Ce nouveau moyen a été suscité par la production, par le Parc national, de l’avis défavorable intégral mentionnant, en plus des arguments de fond, des développements sur les omissions, imprécisions et inexactitudes de l’étude d’impact qui minimiseraient les effets du projet sur le Parc et seraient de nature à nuire à l’information du public. Or, comme le soutient la société requérante, seul le préfet est compétent pour solliciter, le cas échéant, la communication de compléments. Elle poursuit en considérant que dans le cas présent, le préfet aurait dû l’inviter à compléter son dossier et, en s’abstenant, aurait commis une erreur de droit.
Sur le premier point, nous vous proposons de neutraliser l’intrusion du Parc national dans un champ qui ne lui revenait pas ; en effet, s’il pointe de nombreuses insuffisances ou sous-estimations, son argumentation au fond n’a vraisemblablement pas été guidée par de telles considérations (CE, Assemblée, 12 janvier 1968, Ministre de l’économie et des finances c/ Mme P., n° 70951). D’ailleurs, d’une part, rien n’indique que les pièces exigées auraient été manquantes ; le Parc national regrette simplement les insuffisances et les sous-estimations dont elles seraient affectées. D’autre part, le Parc national ne s’est pas permis de solliciter quoique ce soit de la part de la société pétitionnaire ; il n’a donc pas méconnu les articles R. 323-38 du code de l'urbanisme et R. 181-16 du code de l’environnement. Sur le second point, dès lors que le préfet se trouvait en situation de compétence liée compte tenu de l’avis défavorable conforme émis par le Parc national, tous les autres moyens se révèlent inopérants à l’encontre du refus de permis de construire lui-même, y compris le fait qu’il se serait abstenu, à tort, de solliciter des pièces complémentaires.

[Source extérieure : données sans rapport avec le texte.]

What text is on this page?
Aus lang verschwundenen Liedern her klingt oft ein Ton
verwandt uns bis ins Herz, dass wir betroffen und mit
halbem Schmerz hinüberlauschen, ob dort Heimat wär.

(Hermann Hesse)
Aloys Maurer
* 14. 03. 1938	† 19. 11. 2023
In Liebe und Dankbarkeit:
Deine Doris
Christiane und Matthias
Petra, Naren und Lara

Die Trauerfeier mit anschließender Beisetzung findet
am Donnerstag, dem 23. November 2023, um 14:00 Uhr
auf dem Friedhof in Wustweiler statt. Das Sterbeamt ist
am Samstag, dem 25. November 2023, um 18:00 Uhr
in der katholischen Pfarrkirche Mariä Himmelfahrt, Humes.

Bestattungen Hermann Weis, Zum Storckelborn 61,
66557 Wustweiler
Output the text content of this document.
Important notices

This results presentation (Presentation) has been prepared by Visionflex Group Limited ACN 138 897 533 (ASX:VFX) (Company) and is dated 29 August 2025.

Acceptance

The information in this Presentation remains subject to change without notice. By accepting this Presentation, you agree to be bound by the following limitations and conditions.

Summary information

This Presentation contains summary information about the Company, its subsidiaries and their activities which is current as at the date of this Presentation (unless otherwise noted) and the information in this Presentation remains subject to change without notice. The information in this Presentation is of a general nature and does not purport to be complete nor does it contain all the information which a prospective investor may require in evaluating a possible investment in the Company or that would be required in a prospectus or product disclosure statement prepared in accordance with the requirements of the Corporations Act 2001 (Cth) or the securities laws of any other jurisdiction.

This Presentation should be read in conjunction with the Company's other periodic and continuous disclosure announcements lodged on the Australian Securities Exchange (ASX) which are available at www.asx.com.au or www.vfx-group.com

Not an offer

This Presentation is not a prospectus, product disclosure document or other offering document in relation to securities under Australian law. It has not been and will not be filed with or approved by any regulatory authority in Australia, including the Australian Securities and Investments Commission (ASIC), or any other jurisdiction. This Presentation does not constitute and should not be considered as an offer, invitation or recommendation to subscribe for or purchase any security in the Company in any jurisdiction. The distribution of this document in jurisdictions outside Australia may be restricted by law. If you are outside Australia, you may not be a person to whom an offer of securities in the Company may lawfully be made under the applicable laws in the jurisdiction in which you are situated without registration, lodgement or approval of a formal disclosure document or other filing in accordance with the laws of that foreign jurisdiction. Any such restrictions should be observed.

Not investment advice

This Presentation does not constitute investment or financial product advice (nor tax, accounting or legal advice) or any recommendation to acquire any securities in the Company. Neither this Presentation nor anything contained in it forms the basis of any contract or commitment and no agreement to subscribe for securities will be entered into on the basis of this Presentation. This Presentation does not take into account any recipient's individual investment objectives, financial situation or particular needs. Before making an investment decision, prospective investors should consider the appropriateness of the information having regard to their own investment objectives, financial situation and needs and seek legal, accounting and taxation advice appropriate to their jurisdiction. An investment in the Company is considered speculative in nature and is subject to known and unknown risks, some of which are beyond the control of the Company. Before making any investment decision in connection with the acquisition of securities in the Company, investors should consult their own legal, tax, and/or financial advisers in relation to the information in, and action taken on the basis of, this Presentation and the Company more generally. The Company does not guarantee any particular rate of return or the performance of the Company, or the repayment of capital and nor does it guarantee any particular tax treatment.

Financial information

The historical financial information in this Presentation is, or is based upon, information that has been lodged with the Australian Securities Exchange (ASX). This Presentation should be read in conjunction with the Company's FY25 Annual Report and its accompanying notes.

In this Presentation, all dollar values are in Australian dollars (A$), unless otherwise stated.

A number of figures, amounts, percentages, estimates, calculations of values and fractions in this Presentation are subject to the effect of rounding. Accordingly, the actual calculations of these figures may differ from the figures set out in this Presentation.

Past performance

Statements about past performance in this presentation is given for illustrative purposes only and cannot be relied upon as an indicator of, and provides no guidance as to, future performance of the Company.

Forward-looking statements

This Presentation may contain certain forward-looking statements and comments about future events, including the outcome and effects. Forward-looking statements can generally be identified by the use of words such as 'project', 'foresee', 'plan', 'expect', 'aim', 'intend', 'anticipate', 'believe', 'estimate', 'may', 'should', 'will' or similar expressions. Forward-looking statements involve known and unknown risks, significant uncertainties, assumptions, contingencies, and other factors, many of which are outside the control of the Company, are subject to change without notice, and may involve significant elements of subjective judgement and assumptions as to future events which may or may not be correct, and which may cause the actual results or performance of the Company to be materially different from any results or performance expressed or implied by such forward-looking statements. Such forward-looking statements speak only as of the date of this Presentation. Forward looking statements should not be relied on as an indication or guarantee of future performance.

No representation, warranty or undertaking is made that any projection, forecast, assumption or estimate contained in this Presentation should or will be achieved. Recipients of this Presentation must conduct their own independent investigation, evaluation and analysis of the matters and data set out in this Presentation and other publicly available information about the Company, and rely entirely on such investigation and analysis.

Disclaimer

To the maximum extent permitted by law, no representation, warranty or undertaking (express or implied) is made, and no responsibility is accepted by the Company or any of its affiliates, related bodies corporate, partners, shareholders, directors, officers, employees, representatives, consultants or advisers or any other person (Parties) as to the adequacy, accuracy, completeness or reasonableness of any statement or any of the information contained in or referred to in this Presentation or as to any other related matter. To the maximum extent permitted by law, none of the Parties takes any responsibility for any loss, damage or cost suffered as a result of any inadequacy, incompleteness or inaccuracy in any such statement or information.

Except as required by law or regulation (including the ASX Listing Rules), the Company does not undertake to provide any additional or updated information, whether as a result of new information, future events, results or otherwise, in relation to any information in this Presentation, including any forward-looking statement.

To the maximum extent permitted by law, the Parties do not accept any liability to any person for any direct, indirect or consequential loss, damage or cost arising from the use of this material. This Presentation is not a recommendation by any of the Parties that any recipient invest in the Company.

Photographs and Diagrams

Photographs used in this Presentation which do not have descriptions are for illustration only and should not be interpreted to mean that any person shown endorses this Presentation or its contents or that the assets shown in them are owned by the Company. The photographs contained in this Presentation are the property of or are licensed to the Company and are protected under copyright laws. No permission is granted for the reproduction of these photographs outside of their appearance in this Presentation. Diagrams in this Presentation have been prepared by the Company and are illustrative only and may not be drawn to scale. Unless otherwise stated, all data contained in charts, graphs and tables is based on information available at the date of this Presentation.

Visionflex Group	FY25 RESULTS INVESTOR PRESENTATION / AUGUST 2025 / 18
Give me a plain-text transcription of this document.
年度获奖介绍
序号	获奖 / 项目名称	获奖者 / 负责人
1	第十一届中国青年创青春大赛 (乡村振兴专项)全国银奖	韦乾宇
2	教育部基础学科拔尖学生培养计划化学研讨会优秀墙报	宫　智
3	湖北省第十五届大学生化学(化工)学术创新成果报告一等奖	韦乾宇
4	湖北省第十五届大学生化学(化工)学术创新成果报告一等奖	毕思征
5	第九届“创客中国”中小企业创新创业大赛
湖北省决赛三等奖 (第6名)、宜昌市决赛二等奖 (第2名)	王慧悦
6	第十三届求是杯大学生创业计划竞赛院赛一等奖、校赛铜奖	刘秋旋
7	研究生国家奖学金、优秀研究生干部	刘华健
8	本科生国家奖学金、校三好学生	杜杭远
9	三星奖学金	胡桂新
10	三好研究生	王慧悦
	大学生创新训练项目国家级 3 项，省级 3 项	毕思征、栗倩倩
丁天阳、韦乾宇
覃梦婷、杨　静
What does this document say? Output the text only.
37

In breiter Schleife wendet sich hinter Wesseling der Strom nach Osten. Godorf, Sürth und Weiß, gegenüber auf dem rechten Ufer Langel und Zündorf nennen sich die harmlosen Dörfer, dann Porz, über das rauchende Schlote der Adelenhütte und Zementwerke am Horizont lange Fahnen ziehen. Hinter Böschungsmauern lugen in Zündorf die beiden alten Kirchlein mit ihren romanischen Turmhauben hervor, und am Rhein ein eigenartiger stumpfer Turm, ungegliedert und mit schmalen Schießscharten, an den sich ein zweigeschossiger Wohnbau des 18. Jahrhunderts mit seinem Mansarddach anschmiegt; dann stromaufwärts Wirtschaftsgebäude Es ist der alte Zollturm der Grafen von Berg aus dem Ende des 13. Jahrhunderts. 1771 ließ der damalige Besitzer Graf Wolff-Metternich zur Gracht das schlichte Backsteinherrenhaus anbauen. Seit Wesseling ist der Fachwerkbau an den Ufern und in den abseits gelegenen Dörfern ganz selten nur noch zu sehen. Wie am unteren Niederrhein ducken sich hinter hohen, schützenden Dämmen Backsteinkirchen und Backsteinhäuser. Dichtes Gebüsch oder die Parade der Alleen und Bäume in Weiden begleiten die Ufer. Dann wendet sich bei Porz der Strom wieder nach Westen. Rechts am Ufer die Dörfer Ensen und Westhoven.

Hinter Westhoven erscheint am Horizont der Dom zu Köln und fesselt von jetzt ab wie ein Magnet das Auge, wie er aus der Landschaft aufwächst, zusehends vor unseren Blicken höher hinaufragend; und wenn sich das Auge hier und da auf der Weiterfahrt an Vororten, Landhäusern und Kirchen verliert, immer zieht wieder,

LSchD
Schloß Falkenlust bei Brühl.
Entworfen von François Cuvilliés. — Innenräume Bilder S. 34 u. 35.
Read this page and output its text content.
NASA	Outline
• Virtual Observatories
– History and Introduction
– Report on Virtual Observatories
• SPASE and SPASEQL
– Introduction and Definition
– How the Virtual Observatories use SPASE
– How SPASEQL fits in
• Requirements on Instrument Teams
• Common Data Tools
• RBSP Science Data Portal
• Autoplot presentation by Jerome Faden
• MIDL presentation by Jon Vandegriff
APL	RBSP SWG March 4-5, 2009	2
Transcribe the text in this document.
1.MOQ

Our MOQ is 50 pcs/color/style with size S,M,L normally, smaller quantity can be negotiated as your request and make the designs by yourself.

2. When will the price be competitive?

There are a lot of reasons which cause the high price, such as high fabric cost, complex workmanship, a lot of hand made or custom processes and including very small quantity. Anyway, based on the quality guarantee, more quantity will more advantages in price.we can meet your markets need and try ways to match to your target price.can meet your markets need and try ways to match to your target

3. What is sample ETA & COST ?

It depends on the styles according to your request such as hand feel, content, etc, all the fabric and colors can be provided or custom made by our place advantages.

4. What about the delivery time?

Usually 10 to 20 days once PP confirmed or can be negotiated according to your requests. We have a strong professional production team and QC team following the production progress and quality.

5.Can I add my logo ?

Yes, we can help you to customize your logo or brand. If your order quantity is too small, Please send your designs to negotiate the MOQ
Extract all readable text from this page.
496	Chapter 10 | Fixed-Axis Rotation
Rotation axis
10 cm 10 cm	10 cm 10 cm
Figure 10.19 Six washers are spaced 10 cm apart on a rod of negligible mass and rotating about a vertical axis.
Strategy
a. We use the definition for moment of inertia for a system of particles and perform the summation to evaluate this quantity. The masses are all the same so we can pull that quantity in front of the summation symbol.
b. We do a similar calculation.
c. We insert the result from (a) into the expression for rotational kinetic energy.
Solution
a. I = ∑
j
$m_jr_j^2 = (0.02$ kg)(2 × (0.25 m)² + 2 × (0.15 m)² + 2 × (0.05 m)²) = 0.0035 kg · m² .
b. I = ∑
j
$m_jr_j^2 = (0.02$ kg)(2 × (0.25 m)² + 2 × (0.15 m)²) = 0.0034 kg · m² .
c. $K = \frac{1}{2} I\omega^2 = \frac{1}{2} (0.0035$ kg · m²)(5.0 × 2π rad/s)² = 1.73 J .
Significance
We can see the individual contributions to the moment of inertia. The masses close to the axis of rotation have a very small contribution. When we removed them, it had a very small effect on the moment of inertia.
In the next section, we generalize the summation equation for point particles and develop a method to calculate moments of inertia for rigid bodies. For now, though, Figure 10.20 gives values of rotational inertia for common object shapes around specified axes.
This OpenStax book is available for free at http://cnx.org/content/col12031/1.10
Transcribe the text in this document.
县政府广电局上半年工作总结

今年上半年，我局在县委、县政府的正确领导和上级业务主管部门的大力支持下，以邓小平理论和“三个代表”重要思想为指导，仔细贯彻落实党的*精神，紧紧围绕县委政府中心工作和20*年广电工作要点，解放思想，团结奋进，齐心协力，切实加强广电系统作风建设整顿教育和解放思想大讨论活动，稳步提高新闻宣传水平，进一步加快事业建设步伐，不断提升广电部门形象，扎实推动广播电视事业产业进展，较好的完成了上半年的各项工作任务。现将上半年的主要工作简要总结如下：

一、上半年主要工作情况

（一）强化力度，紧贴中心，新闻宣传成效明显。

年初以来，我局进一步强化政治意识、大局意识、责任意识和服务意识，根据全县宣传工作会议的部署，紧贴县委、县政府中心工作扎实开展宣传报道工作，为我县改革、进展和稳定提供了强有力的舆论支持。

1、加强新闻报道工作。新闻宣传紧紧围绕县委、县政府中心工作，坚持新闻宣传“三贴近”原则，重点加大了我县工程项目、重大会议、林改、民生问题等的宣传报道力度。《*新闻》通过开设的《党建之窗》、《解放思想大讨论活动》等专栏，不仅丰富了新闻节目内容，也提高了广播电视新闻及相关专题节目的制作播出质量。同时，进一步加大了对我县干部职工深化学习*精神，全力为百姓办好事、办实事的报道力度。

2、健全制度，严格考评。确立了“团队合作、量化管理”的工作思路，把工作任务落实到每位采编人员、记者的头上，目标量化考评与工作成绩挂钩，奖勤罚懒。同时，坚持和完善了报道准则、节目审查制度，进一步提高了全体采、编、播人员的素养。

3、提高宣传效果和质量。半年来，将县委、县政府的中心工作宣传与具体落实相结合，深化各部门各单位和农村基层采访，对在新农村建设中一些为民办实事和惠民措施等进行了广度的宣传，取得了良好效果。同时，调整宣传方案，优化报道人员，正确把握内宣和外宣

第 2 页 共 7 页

Si vous nous suivez, vous ne conviendrez qu’aucun des moyens soulevés par la société pétitionnaire et par la commune de Montigny-sur-Aube n’entache d’illégalité l’avis émis par le Parc national des Forêts, qui était bien un avis conforme liant la compétence du préfet.
Par ces motifs, nous concluons au rejet de ces quatre requêtes.